If there was any confusion lingering from July about whether Alaska would or would not create a health care exchange, here's some clarity: Alaska will not -- repeat, will not -- be managing the marketplace its citizens will soon use to purchase their own health insurance.

Gov. Sean Parnell announced last summer that his administration had decided not to create an exchange, and his spokesperson confirmed that policy position Thursday as a federal deadline looms, Friday, for states to submit plans for their health insurance markets.

Exchanges are just one piece of the health care reform puzzle. Because Alaska's health department opted not to develop an exchange, Alaskans will have to rely on a health insurance exchange designed by the Department of Health and Human Services in Washington, D.C.  Think of Expedia or Esurance -- online marketplaces to shop and compare for a product, in this case, health insurance -- and you'll have a basic idea of what the exchange is. Read more.

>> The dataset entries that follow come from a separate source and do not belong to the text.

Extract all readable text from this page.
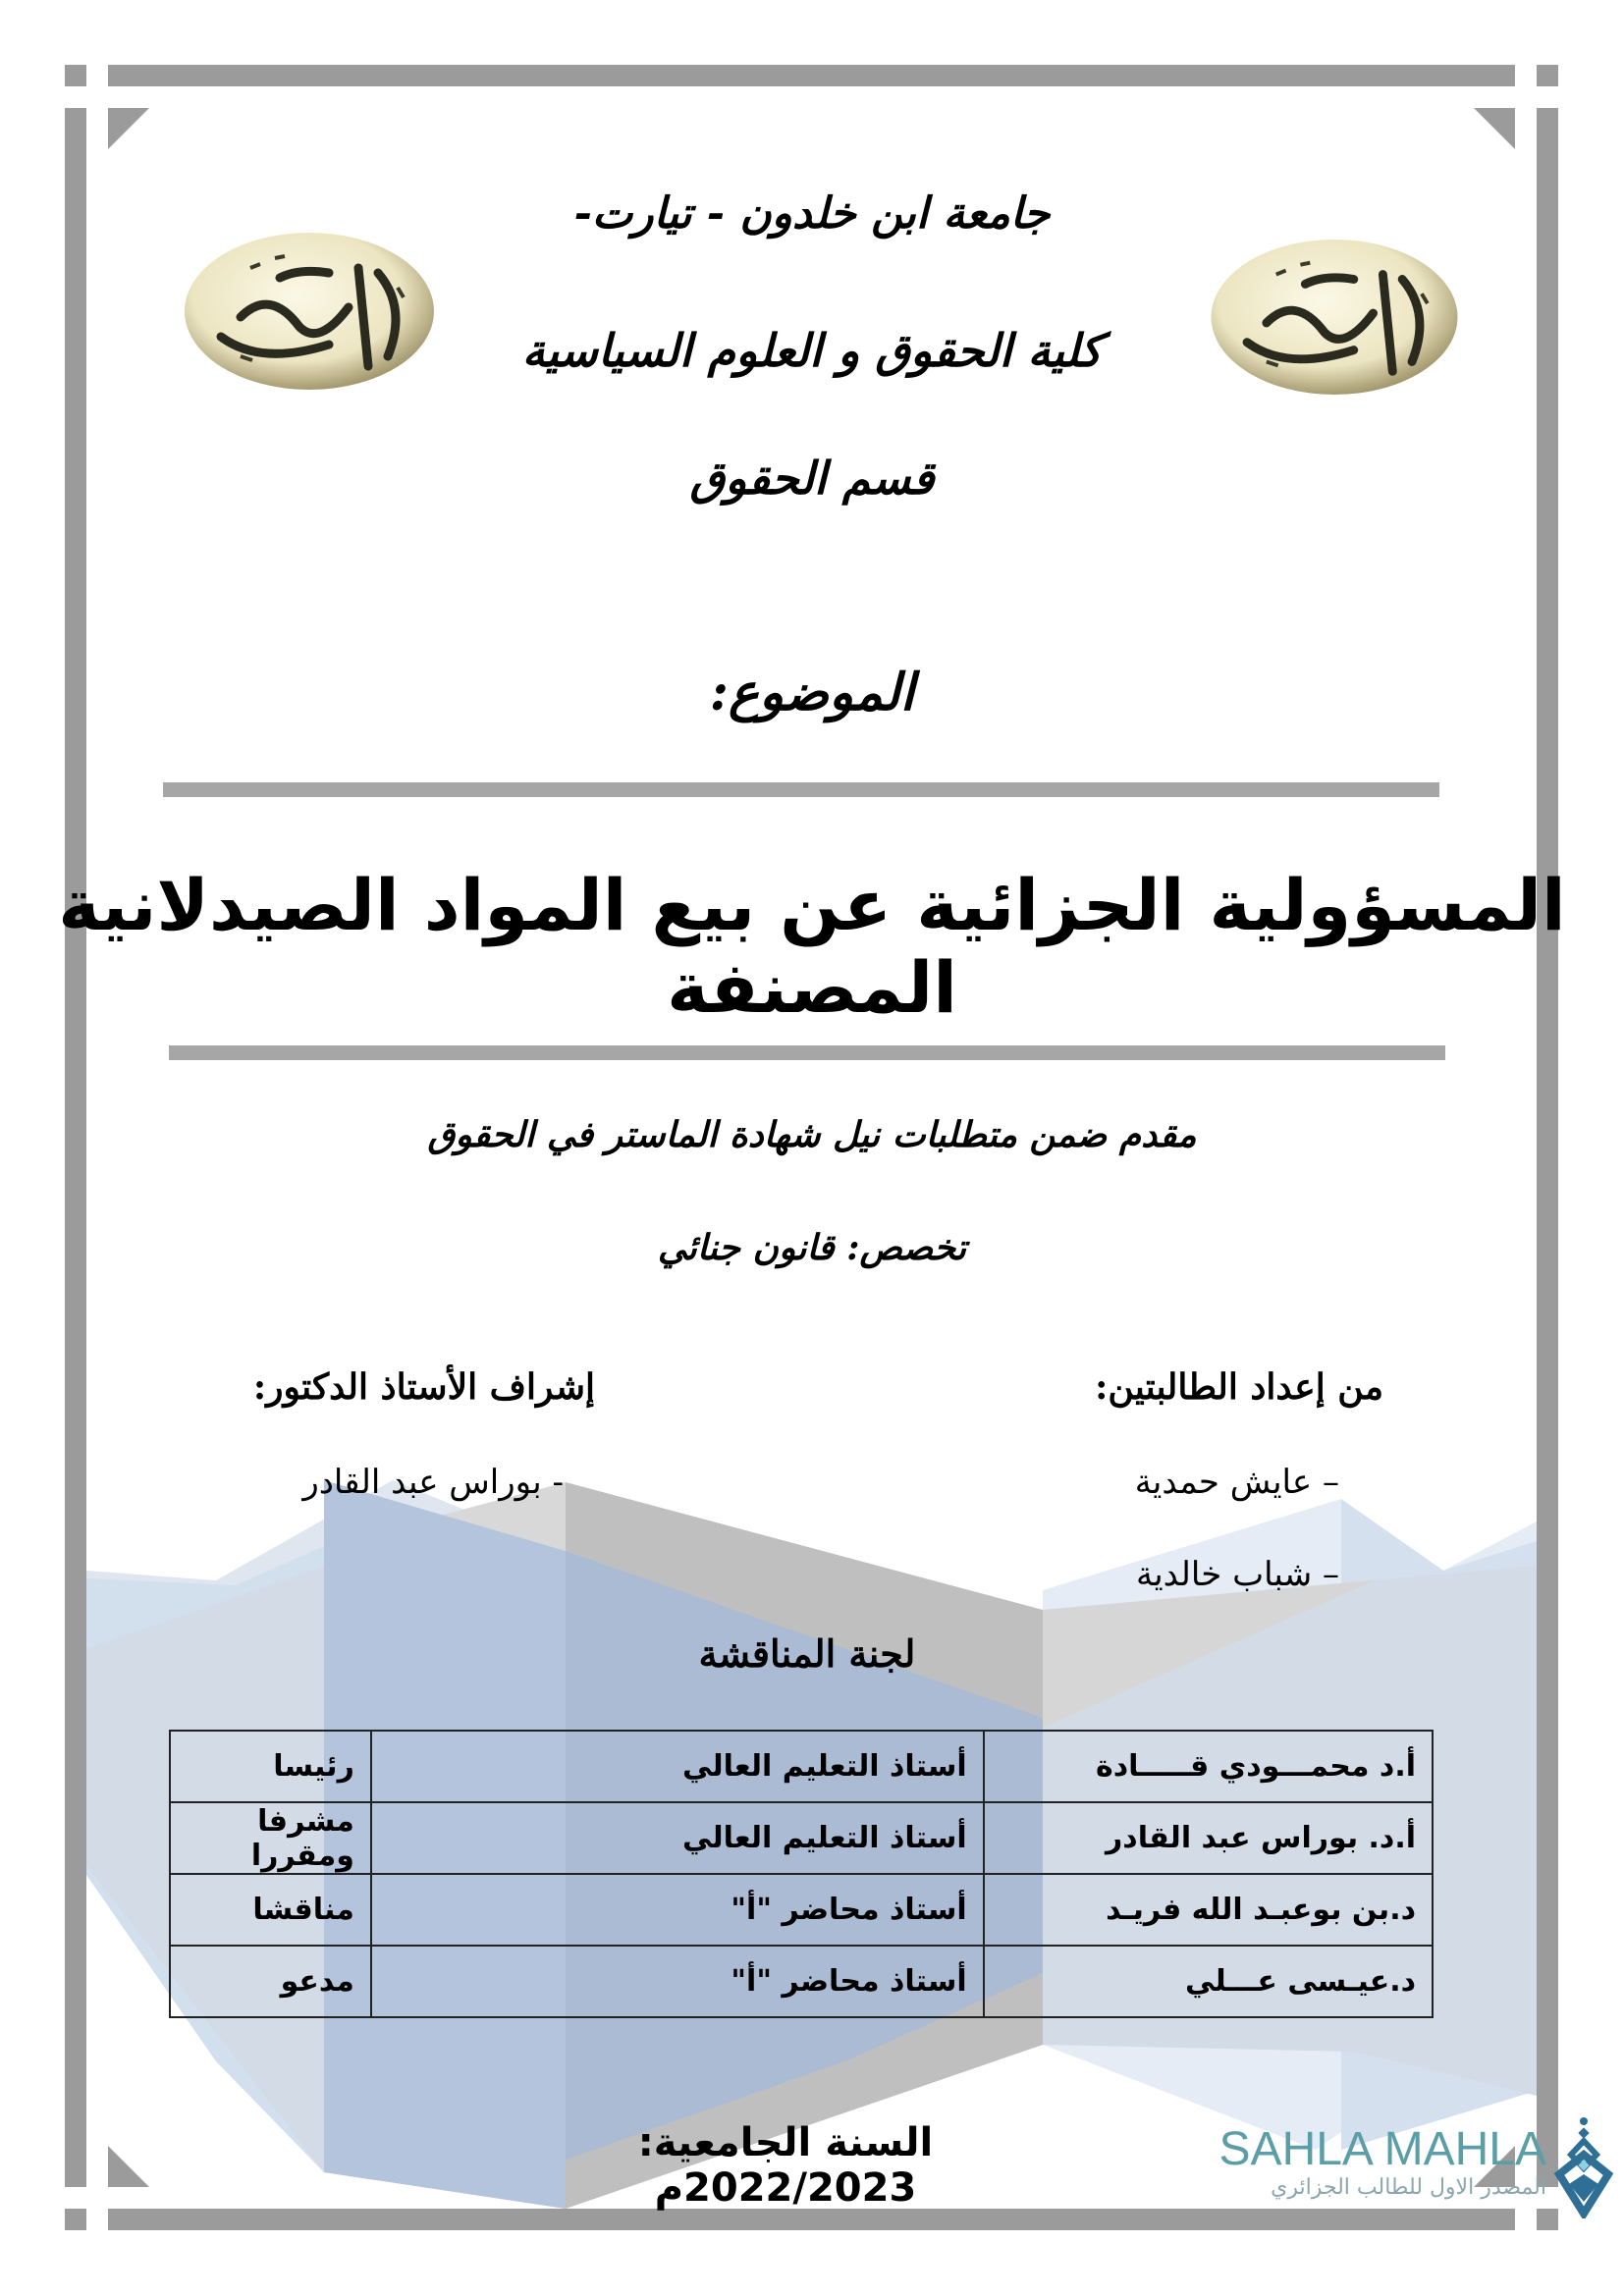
جامعة ابن خلدون - تيارت-
كلية الحقوق و العلوم السياسية
قسم الحقوق
الموضوع:
المسؤولية الجزائية عن بيع المواد الصيدلانية المصنفة
مقدم ضمن متطلبات نيل شهادة الماستر في الحقوق
تخصص: قانون جنائي
من إعداد الطالبتين:
– عايش حمدية
– شباب خالدية
إشراف الأستاذ الدكتور:
- بوراس عبد القادر
لجنة المناقشة
أ.د محمـــودي قـــــادة	أستاذ التعليم العالي	رئيسا
أ.د. بوراس عبد القادر	أستاذ التعليم العالي	مشرفا ومقررا
د.بن بوعبـد الله فريـد	أستاذ محاضر "أ"	مناقشا
د.عيـسى عـــلي	أستاذ محاضر "أ"	مدعو
السنة الجامعية: 2022/2023م
SAHLA MAHLA
المصدر الاول للطالب الجزائري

Health insurance exchanges are required under the health care reform law, passed by Congress in 2010 and upheld in June by the U.S. Supreme Court as the "law of the land" over objections by 26 states, including Alaska, which had sued to reject implementing the law.

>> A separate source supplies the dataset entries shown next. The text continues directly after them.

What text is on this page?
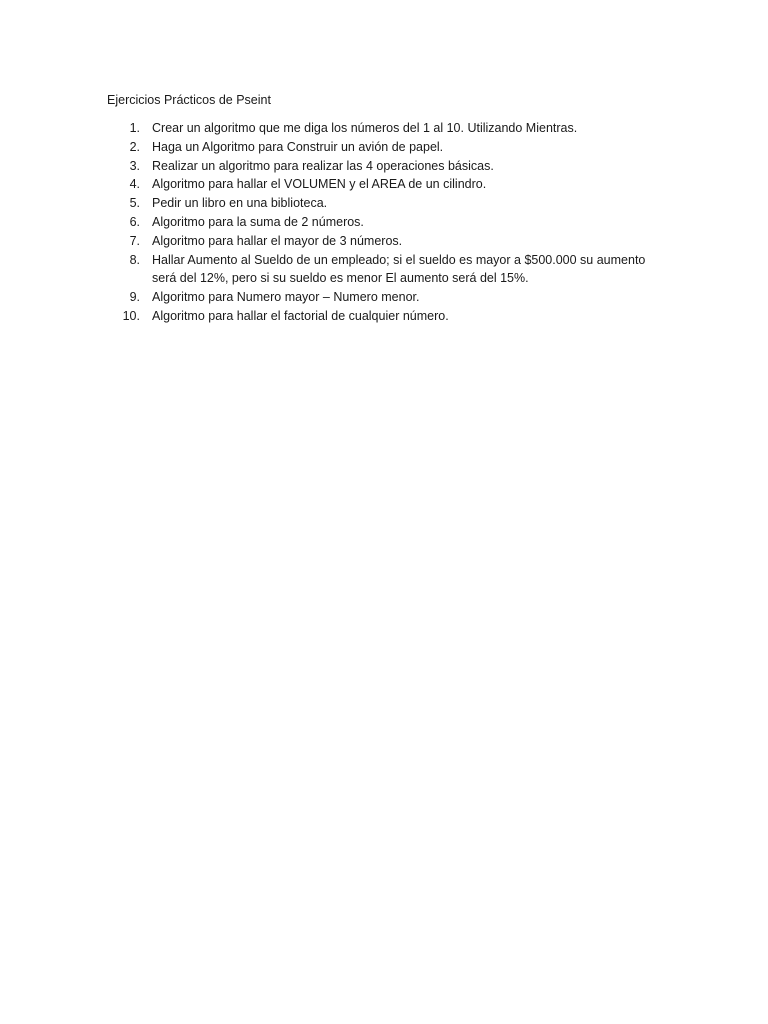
Ejercicios Prácticos de Pseint
1. Crear un algoritmo que me diga los números del 1 al 10. Utilizando Mientras.
2. Haga un Algoritmo para Construir un avión de papel.
3. Realizar un algoritmo para realizar las 4 operaciones básicas.
4. Algoritmo para hallar el VOLUMEN y el AREA de un cilindro.
5. Pedir un libro en una biblioteca.
6. Algoritmo para la suma de 2 números.
7. Algoritmo para hallar el mayor de 3 números.
8. Hallar Aumento al Sueldo de un empleado; si el sueldo es mayor a $500.000 su aumento será del 12%, pero si su sueldo es menor El aumento será del 15%.
9. Algoritmo para Numero mayor – Numero menor.
10. Algoritmo para hallar el factorial de cualquier número.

Alaskans will qualify for benefits of the massive legislation regardless of the state's objections, according to a spokesperson for the U.S. Health and Human Services Department who spoke with Alaska Dispatch in the wake of the court ruling. But that means Alaskans will also face penalties for not purchasing health insurance as the law mandates. More: Affordable Care Act (PDF)

The real question on the health news beat is whether Parnell will opt out of expanding Medicaid as its envisioned under the health reform legislation. That option was opened up to states under the Supreme Court ruling. The expansion would bring thousands of Alaskans into the health-care system, giving them access to physicians and getting them out of emergency room primary care.

Read much more about Medicaid expansion's benefits.

EDITOR'S NOTE: This story was updated Nov. 16 to clarify that a spokesperson for the U.S. Health and Human Services Department -- not the Alaska DHSS -- said Alaskans would qualify for Affordable Care Act benefits regardless of state objections.